Un tel décalage thermique est pourtant possible, car la Terre ne vit jamais sous les mêmes conditions partout à la fois. Les saisons sont inversées entre l’hémisphère Nord et l’hémisphère Sud, l’ensoleillement varie fortement selon la latitude, et certains territoires cumulent des facteurs favorables aux extrêmes. Pendant que des déserts surchauffent sous un ciel dégagé, des régions polaires peuvent rester plongées dans un froid intense.
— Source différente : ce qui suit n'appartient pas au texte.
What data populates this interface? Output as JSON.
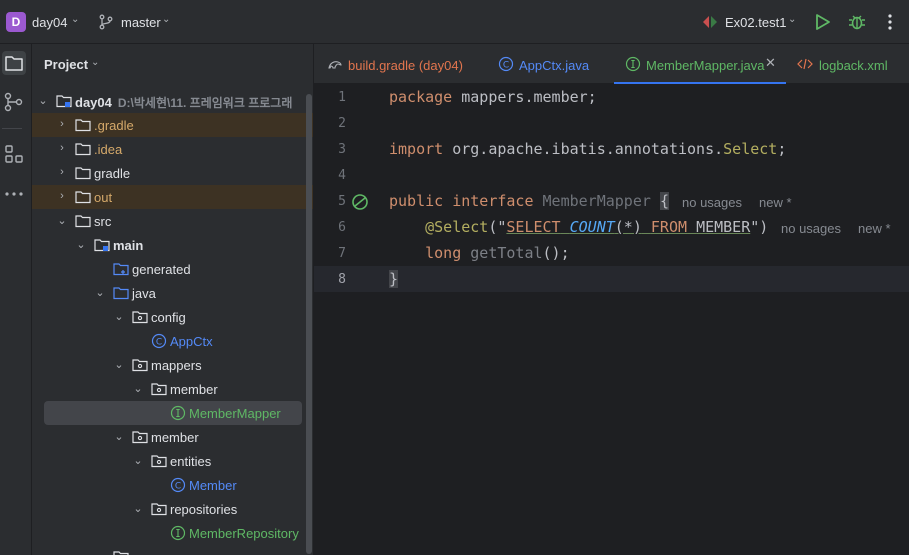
{
  "titlebar": {
    "project_badge": "D",
    "project_name": "day04",
    "branch": "master",
    "run_config": "Ex02.test1"
  },
  "panel": {
    "title": "Project",
    "tree": [
      {
        "label": "day04",
        "path": "D:\\박세현\\11. 프레임워크 프로그래"
      },
      {
        "label": ".gradle"
      },
      {
        "label": ".idea"
      },
      {
        "label": "gradle"
      },
      {
        "label": "out"
      },
      {
        "label": "src"
      },
      {
        "label": "main"
      },
      {
        "label": "generated"
      },
      {
        "label": "java"
      },
      {
        "label": "config"
      },
      {
        "label": "AppCtx"
      },
      {
        "label": "mappers"
      },
      {
        "label": "member"
      },
      {
        "label": "MemberMapper"
      },
      {
        "label": "member"
      },
      {
        "label": "entities"
      },
      {
        "label": "Member"
      },
      {
        "label": "repositories"
      },
      {
        "label": "MemberRepository"
      }
    ]
  },
  "tabs": [
    {
      "label": "build.gradle (day04)",
      "color": "#e2754e"
    },
    {
      "label": "AppCtx.java",
      "color": "#548af7"
    },
    {
      "label": "MemberMapper.java",
      "color": "#5fb865"
    },
    {
      "label": "logback.xml",
      "color": "#5fb865"
    }
  ],
  "editor": {
    "line_numbers": [
      "1",
      "2",
      "3",
      "4",
      "5",
      "6",
      "7",
      "8"
    ],
    "line1": {
      "kw": "package",
      "rest": " mappers.member;"
    },
    "line3": {
      "kw": "import",
      "rest": " org.apache.ibatis.annotations.",
      "ann": "Select",
      "end": ";"
    },
    "line5": {
      "kw": "public interface",
      "name": "MemberMapper",
      "brace": "{",
      "hint1": "no usages",
      "hint2": "new *"
    },
    "line6": {
      "ann": "@Select",
      "p1": "(\"",
      "s1": "SELECT",
      "s2": "COUNT",
      "s3": "(*)",
      "s4": "FROM",
      "s5": "MEMBER",
      "p2": "\")",
      "hint1": "no usages",
      "hint2": "new *"
    },
    "line7": {
      "kw": "long",
      "method": "getTotal",
      "rest": "();"
    },
    "line8": "}"
  },
  "colors": {
    "accent": "#3574f0",
    "excluded_bg": "#3d3223",
    "keyword": "#cf8e6d",
    "string": "#6aab73"
  }
}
La géographie joue aussi un rôle majeur. Les zones arides chauffent très vite, car l’air sec et l’absence de nuages limitent l’effet régulateur de l’humidité. À l’inverse, les surfaces enneigées ou glacées renvoient une grande partie du rayonnement solaire et conservent des températures très basses. L’altitude, l’éloignement de la mer et certaines configurations atmosphériques renforcent encore ces écarts.

Au-delà du chiffre spectaculaire, cette amplitude rappelle surtout à quel point le système climatique est contrasté. Elle ne signifie pas que toute la planète vit la même anomalie, mais elle montre comment des conditions locales, parfois opposées, peuvent coexister simultanément. Comprendre ces extrêmes aide à mieux lire les épisodes de chaleur, les vagues de froid et leurs conséquences dans un contexte climatique de plus en plus instable.